Wednesday 13 December 2017

The Ryan Review

Sinead Ryan

Sinead Ryan

The Ryan Review

Okay, so you're a government with a housing crisis. There are 90,000 on the waiting list for social housing; private rents are rising out of proportion and affordability, as are house prices in the cities where people want to live.

Banks aren't lending despite you giving them billions of bailout money to do so. What to do?

Well, let's start with what NOT to do:

* Leave the banks alone. They're good chaps stuck between a rock and a hard place. Bless.

* Offer to guarantee 95pc loans to first-time buyers who have only managed to save up a tiny deposit. It's a grand reward for bad savers and sure the taxpayer will indemnify it, because that worked so well in the past.

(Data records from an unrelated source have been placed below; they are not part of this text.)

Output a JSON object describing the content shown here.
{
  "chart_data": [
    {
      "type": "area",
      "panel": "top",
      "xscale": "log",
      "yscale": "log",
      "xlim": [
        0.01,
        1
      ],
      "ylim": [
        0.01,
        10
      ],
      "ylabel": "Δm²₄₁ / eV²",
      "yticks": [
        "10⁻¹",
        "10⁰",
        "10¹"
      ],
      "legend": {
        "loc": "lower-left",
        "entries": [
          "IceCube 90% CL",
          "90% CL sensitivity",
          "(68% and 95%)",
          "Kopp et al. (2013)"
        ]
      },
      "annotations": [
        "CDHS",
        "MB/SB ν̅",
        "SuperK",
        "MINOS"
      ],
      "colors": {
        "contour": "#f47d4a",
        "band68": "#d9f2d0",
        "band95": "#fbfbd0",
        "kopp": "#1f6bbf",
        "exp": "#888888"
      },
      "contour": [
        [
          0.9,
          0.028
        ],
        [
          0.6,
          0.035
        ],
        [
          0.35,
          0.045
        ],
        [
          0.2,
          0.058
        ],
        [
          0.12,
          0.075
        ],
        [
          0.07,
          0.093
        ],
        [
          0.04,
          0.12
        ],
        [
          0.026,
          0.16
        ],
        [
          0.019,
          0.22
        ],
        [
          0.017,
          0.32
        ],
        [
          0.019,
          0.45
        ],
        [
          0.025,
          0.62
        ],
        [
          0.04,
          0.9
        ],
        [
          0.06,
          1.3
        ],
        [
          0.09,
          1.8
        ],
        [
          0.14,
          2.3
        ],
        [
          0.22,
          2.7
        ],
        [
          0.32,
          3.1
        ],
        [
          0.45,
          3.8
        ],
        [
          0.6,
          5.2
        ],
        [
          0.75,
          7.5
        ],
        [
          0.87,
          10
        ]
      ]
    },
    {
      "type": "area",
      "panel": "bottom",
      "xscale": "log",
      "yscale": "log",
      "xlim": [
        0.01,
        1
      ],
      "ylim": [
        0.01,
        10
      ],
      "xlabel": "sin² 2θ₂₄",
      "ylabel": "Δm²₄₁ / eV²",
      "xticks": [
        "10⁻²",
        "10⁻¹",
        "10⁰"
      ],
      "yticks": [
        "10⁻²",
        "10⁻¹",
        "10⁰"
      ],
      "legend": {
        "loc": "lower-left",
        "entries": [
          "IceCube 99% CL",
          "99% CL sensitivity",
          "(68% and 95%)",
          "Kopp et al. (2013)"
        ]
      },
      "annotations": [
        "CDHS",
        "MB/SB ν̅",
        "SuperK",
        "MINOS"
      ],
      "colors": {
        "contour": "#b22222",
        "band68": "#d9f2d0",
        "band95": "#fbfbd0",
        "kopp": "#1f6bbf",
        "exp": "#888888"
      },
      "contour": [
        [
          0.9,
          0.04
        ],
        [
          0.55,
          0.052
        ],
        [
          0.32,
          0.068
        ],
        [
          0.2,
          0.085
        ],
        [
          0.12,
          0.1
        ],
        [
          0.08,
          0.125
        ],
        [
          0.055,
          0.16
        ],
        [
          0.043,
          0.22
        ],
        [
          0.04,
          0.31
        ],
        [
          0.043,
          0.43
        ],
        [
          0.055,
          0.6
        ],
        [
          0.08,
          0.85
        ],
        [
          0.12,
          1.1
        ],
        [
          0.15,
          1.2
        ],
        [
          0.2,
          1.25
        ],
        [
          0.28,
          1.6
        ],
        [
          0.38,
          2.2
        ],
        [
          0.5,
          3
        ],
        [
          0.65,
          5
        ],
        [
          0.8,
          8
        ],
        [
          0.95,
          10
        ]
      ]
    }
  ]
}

* Extend the Capital Gains tax break for big developers – sure they're only trying to make a buck, the poor sods. What harm if they hang onto apartment blocks for seven years before selling them to needy people?

* Keep all taxes, levies and development charges as high as possible. 40pc of the cost of every new house goes to government – fabulous. Win-win really for the exchequer.

* Don't listen to economists who say you're only dealing with demand issues and ignoring the supply side. What do they know? Economic theory of Supply and Demand is just that, isn't it? A theory.

* Finally, do watch house prices inflate, but have your spin doctors working on press releases confirming it's definitely not going to inflate house prices. No, Siree.